Infine indipendentemente dal fatto che al momento della maternità la donna lavori o meno spetta in ogni caso un anticipo della possibilità di accedere alla pensione pari a 4 mesi per ciascun figlio, fino ad un massimo di 12 mesi. I contributi figurativi sono accreditabili a domanda dell'interessata sempre nell'ambito del rapporto di lavoro, ovvero se la lavoratrice può far valere, all'atto della domanda, almeno 5 anni di contributi accreditati in caso di astensione obbligatoria verificatasi al di fuori di un rapporto di lavoro assicurato.
I periodi di astensione obbligatoria e facoltativa, per l'accreditamento dei contributi figurativi, non richiedono alcuna anzianità contributiva, sempre purchè la lavoratrice (o il lavoratore) abbia almeno 5 anni di contributi accreditati.

Infine nel caso dei periodi di assenza facoltativa per gravidanza e puerperio intervenuti al di fuori del rapporto di lavoro e per i periodi di congedo dal lavoro per prestare assistenza o curare familiari inabili (almeno all'80%), si può chiedere, a proprie spese, il riscatto per un periodo non superiore a sei mesi per ogni maternità e nel limite massimo di cinque anni (sempre avendo almeno 5 anni di contributi accreditati all'atto della domanda).

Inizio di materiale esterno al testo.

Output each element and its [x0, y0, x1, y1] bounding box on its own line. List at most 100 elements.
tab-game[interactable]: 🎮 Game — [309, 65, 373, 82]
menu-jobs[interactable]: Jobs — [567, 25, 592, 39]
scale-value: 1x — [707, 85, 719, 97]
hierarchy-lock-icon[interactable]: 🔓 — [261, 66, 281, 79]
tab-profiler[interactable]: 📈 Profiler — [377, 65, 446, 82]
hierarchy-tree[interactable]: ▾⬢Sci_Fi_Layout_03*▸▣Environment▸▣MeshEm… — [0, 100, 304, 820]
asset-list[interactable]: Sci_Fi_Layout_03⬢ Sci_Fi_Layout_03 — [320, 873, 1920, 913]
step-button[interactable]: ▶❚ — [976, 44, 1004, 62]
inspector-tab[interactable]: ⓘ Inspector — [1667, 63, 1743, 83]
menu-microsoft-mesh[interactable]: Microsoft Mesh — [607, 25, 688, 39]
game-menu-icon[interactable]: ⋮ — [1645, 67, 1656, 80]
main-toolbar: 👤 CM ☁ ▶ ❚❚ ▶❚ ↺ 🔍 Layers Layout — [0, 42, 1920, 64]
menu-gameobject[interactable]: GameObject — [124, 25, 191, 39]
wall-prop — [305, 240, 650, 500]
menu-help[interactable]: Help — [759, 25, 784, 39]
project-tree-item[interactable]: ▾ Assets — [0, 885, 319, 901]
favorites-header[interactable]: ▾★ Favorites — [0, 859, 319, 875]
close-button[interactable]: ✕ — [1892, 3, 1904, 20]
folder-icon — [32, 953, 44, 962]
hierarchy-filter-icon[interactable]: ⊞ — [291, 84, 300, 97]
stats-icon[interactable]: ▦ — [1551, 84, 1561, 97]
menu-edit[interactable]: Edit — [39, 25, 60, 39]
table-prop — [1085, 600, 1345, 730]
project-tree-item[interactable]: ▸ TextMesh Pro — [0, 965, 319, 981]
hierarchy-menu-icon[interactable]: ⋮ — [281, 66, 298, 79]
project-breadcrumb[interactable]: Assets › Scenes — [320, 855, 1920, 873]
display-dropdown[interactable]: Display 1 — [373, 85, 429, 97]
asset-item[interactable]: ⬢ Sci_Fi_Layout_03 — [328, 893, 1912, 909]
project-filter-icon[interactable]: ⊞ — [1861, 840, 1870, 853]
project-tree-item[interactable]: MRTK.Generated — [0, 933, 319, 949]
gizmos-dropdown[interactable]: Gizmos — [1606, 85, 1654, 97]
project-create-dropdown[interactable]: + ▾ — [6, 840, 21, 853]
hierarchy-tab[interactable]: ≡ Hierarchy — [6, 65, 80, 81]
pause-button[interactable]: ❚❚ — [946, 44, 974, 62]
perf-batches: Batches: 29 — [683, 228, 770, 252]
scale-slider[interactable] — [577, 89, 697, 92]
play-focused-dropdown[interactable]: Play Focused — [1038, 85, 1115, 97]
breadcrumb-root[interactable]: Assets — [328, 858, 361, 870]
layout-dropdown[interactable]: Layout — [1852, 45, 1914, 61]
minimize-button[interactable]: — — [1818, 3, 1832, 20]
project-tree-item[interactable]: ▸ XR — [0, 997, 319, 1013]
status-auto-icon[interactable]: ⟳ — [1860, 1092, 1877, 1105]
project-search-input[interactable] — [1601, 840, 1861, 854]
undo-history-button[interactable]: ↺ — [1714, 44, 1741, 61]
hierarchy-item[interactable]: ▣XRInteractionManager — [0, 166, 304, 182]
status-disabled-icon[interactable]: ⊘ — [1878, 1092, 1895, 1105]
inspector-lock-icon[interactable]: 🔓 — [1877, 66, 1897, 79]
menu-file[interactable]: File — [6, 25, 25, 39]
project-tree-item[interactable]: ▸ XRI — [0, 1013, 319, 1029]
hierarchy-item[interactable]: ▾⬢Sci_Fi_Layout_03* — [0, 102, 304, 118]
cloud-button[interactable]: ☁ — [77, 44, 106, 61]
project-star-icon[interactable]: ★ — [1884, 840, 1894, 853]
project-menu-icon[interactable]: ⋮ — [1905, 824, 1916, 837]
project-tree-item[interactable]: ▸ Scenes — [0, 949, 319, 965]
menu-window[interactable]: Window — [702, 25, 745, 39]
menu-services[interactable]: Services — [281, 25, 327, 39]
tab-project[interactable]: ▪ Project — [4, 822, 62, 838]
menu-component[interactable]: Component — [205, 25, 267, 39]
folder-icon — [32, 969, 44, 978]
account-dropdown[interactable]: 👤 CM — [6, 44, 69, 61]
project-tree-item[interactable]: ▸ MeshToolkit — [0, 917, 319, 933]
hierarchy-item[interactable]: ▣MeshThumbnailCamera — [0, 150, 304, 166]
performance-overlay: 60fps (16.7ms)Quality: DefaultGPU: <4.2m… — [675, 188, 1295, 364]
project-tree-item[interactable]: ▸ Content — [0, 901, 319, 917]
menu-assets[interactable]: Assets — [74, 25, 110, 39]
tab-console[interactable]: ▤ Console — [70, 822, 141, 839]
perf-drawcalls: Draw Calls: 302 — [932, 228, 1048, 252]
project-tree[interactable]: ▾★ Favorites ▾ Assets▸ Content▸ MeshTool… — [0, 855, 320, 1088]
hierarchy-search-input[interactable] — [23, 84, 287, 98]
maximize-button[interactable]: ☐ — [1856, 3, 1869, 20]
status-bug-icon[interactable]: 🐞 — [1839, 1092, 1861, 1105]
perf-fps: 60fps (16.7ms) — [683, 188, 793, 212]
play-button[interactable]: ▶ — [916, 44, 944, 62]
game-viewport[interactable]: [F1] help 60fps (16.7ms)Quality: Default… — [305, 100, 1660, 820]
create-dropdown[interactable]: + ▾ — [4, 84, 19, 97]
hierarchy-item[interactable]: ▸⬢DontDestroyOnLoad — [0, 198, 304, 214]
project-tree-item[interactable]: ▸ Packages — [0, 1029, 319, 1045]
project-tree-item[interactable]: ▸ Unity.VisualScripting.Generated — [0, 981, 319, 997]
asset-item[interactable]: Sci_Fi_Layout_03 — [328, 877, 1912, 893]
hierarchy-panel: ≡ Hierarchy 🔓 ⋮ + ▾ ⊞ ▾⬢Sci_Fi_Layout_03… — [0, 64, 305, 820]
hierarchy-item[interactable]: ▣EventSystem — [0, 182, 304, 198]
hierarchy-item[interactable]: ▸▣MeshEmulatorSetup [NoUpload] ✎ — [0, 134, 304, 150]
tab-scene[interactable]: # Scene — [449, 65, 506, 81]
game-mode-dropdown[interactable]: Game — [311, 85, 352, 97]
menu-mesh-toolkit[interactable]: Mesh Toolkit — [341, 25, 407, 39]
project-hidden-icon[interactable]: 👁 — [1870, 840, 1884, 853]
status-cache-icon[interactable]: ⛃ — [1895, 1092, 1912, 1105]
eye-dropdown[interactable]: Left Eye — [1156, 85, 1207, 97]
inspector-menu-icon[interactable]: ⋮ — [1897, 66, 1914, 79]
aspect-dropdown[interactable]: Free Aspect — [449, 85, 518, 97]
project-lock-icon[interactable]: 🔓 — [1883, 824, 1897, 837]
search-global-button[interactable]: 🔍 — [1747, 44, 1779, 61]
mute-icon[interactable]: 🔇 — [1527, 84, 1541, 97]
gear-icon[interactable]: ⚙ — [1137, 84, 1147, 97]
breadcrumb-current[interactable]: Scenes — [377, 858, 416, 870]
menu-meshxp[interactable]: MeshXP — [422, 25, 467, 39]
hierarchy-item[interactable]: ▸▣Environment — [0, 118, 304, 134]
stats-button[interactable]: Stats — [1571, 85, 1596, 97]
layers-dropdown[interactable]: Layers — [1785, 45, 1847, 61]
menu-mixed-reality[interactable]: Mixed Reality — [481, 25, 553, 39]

Nel caso, poi, che il riscatto sia chiesto dal padre lavoratore, se questi ha già beneficiato del riscatto del corso legale di laurea, i periodi di assenza dal lavoro possono essere riscattati soltanto fino al raggiungimento di un periodo totale di cinque anni. Come dire che se avete riscattato un corso di laurea di quattro anni, potete ulteriormente riscattare l'assenza dal lavoro per un solo anno.